The High Point volleyball program may not reside on the Mount Rushmore of NCAA teams in the sport, but that isn’t keeping the Panthers from having a monumental run in 2017.
Sure, it’s no shock to see High Point bashing away in the win-loss column. The Panthers won the Big South tournament last year to reach the NCAA Tournament for the second time since it began Division I play in 1999. And as Big South preseason favorites in 2017, High Point has two all-Big South honorees in senior Haley Barnes and junior Molly Livingston, who are meeting and exceeding expectations.
Two weeks into October, the Panthers are percolating. After Tuesday’s sweep of Liberty, High Point is 7-0 in the Big South (14-6 overall) and winners of 17 straight sets, the longest current streak in the nation. Five of the league wins came on the road, and the team is now receiving votes in the VolleyballMag.com Mid-Major Poll presented by the NIVC.
“We’re excited where we are at. We lost two or three matches in the pre-conference where we’ve felt like we’d love to have back or finish better,” said second-year Panthers coach Tom Mendoza, who was an assistant at Creighton as the Bluejays built their strong mid-major resume. “However, we thought it was possible we’d start 0-10, with no automatic wins on that pre-conference schedule. I give credit to the group … but there’s no concern about getting caught up in the hype because our most important matches are in front of us.
Next up for the Panthers are home matches against UNC Asheville (4-2 Big South, 8-9 overall) on Saturday and Gardner-Webb (1-6, 7-13) next Tuesday.
“We don’t have to convince the team about why we should keep trying to get better,” Mendoza said. “Everyone knows it comes down to a couple weekends in November, and the goal is to keep taking steps in the right direction.”
Mendoza has been determined to not needlessly mess with the chemistry of his inherited roster. High Point finished 21-10 in coach Jason Oliver’s final year — he moved on to become an assistant at Indiana — with Barnes and Livingston anchoring the offense and Katie Tylman also showing her mettle as a sophomore. The primary concern had to do with consistency, as the Panthers would often follow up two straight terrific efforts with a clunker.
“I felt very comfortable starting at High Point, because I saw a lot of similarities with Creighton. That was a strong group, but a team that had never won its conference or been to the NCAA tournament,” Mendoza said. “We learned as a group how to succeed on a national level; that group didn’t have a history of success. At High Point, we were not rebuilding, but again it hadn’t had sustained success relative to our conference, winning championships. You just have to go through it as a group and learn what it takes.
“I tried to emphasize that, rather than change the structure of the defense, or our terminology.
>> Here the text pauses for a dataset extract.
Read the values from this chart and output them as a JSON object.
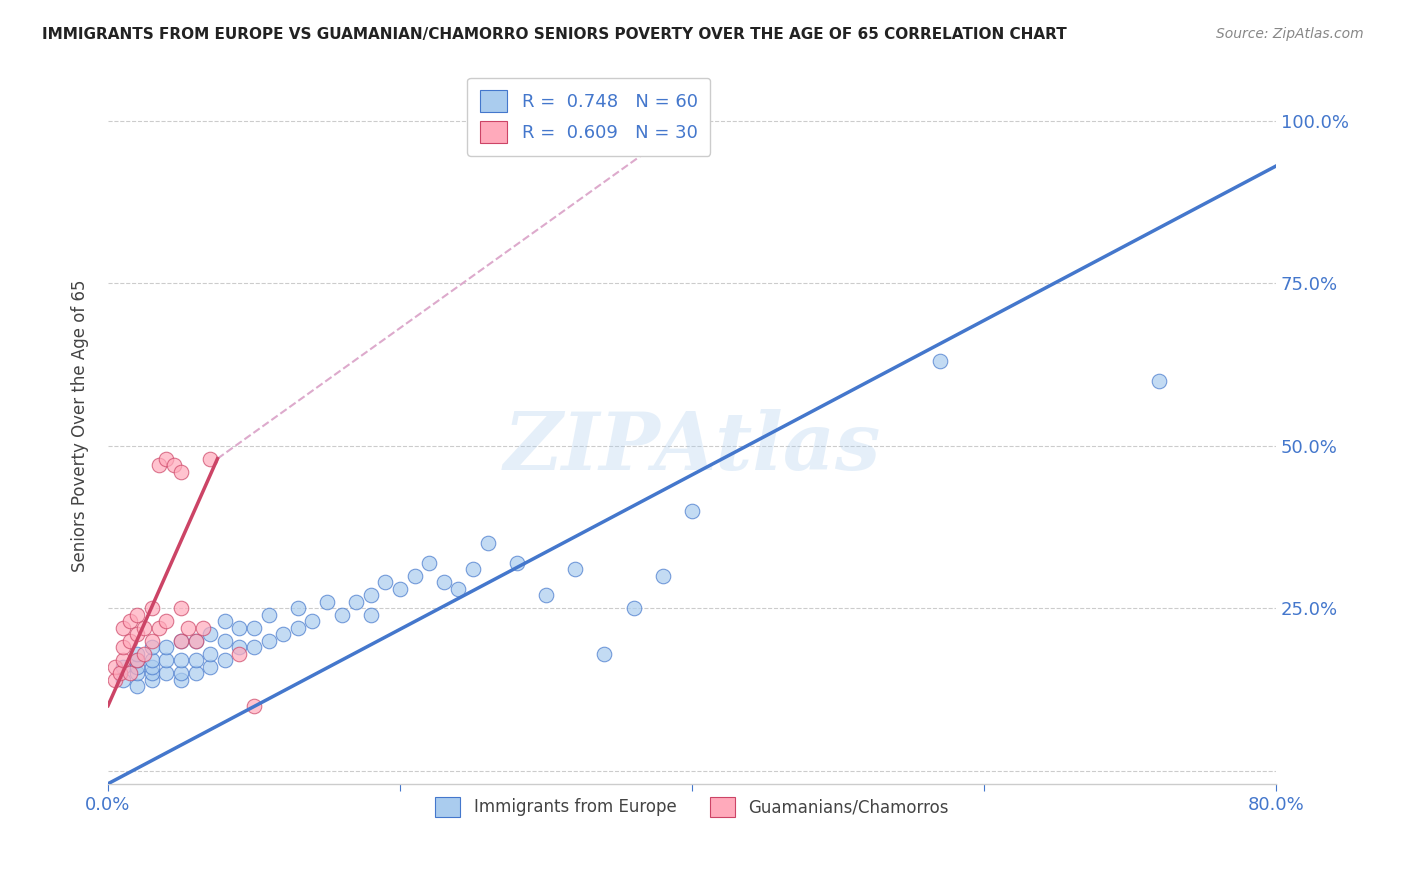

We peaked late (in 2016), were somewhat consistent, and were playing our best at the end. I’d say there’s more complexity to defense now, more stability, more consistent play. We won our tournament and after that we believed we should expect it out of ourselves, but still needed to learn how to play that well for every single match.”
Livingston is hitting a stellar .387 and leads the team in kills with 229 and also in blocks with 76, just more than one per set. Barnes gets tasked with the difficult swings when the team is out of system, but she has 226 kills, leads the way in aces (34) and is second in digs. Tylman is hitting .287 and has 175 kills, while the back row is fortified nicely by freshman libero Abby Bottomley. Mendoza also needed some production from a fresh face on the ride side after factoring in graduation, and freshman Katie Doering has been a stabilizing force.
At setter, the Panthers found themselves very naturally evolving into a 6-2 system. Last year, Carly Jimenez began to take on more responsibility there, but wasn’t expected to shoulder the entire task, while Jenna Smith also began to show some ability in that space. In 2017, Jimenez (a senior) and Smith (a sophomore) combine for about 12 assists per set.
“We felt that a 6-2 matched our strengths. Last year, Carly as a junior hadn’t set as much, so she was learning how to step into that starting role,” Mendoza said, “and we had a good young freshman in Jenna Smith, but she was learning what the college game is all about.
“They were both just excited to be on the court. Both are so selfless and want team to be successful, so playing in a 6-2 is not a sacrifice. It’s a little unusual having to take on that role as a leader on the floor half the time, but they have been very good ones.”